High-Availability for loft

Enterprise Feature

Running loft in a high-availability mode is an enterprise feature. Please make sure your license permits running loft in high-availability mode before you follow this guide.

By default, loft will run in a cluster as a single replica without high availability.

Enable High-Availability and run loft with multiple replicas

To configure loft to be highly available, you only have to set the environment variable LEADER_ELECTION_ENABLED to true on the loft deployment. Then you can then scale up the replicas and loft will start with leader election mode. You can do that via helm on an existing loft installation:

# Run loft with 3 replicas
helm upgrade loft loft --repo https://charts.loft.sh/ \
--namespace loft \
--reuse-values \
--set-string env.LEADER_ELECTION_ENABLED=true \
--set replicaCount=3

Now check that 3 replicas are running:

$ kubectl get po -n loft
NAME READY STATUS RESTARTS AGE
loft-84bfdb746c-7t922 1/1 Running 0 40s
loft-84bfdb746c-jpwlz 1/1 Running 0 40s
loft-84bfdb746c-9c4jx 1/1 Running 0 40s

How does it work?

To understand how loft can be made high available and scaled to multiple replicas, we have to take a look at the core components of loft:

  1. Api Server: loft starts an internal kubernetes api server that handles most of the functional requests loft receives. Since loft does not store any data in any volumes and rather saves everything in kubernetes resources, this component can be easily scaled horizontally.

  2. Controller: a significant part of loft is reacting on kubernetes resource changes and changing other kubernetes resources in return. This part is very similar to the kube-controller-manager which executes the core control loops for kubernetes. Running multiple instances of this component would result in conflicting changes and race conditions among the controllers, this is why leader-election is used. Leader election allows running multiple instances where a single leader is elected that executes the actual functionality, while all other instances are waiting. As soon as the leader fails for any reason another replica takes over.

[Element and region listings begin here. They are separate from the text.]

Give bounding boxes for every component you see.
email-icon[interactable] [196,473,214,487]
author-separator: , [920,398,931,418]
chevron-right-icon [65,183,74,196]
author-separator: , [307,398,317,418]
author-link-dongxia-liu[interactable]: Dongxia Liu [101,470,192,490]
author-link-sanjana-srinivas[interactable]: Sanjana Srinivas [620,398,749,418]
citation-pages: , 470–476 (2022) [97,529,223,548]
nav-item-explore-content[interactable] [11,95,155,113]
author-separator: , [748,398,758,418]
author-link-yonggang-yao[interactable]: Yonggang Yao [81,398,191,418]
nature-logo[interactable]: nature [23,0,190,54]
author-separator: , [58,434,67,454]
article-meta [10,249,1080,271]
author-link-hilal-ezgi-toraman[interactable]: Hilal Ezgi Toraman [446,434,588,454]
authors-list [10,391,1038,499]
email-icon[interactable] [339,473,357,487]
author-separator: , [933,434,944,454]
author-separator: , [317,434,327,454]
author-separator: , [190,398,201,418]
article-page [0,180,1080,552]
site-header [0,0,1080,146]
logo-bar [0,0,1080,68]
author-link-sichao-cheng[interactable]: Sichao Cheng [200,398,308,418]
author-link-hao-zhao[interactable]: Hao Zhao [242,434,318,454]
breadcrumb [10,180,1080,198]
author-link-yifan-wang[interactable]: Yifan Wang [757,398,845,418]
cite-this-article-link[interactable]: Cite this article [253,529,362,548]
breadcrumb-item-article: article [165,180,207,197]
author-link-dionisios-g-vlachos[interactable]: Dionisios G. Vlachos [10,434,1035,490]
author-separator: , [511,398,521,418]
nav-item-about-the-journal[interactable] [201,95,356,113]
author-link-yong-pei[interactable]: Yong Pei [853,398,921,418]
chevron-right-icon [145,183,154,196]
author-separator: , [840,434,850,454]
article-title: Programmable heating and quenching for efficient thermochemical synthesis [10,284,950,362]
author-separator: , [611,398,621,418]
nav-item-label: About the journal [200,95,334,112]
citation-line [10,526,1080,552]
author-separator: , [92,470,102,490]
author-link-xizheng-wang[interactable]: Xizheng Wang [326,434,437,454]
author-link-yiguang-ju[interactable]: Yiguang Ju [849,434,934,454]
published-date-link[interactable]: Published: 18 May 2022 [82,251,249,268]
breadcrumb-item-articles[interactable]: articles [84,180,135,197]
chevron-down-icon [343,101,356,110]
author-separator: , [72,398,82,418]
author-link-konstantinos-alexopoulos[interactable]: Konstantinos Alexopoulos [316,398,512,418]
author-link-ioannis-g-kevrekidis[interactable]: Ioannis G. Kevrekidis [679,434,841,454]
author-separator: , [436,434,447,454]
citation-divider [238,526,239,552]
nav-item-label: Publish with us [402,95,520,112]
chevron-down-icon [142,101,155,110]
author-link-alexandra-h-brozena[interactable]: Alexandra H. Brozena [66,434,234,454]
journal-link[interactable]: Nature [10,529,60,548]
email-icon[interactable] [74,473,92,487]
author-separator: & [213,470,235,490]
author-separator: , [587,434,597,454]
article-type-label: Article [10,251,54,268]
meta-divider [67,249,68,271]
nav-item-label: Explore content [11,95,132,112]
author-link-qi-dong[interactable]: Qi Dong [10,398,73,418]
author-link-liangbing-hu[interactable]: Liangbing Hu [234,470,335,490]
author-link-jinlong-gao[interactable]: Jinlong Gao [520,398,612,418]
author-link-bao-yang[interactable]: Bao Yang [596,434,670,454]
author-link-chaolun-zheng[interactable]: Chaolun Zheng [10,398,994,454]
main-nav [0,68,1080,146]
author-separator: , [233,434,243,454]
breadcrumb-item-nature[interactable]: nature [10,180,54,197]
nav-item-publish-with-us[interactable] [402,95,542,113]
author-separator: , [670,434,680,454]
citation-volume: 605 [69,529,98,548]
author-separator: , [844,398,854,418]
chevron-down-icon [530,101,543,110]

Since for simplicity and performance reasons both components are compiled into the same binary in loft, scaling of loft works a little bit different than with kuberentes components. The difference is that loft uses a combination of leader election and simple horizontal scaling to ensure high-availability. Essentially loft uses leader election to determine which replica is a leader and which a non leader and depending on which starts in a different mode:

  1. Leader Mode: If a loft replica runs as a leader, all functionality is started like normal, so both api server and controllers are running.
  2. Non-Leader Mode: If a loft replica runs as a non leader, all functionality except the controllers are started, so only the api server is running. If the leader fails for any reason and this replica is made the new leader, loft simply starts the controller component within this replica.

If configured, loft determines automatically which replica to run in leader mode and which to run in non-leader mode. With this approach it is possible to run multiple instances of the api server and allow horizontal scaling for that component, while ensuring the controllers are only run once.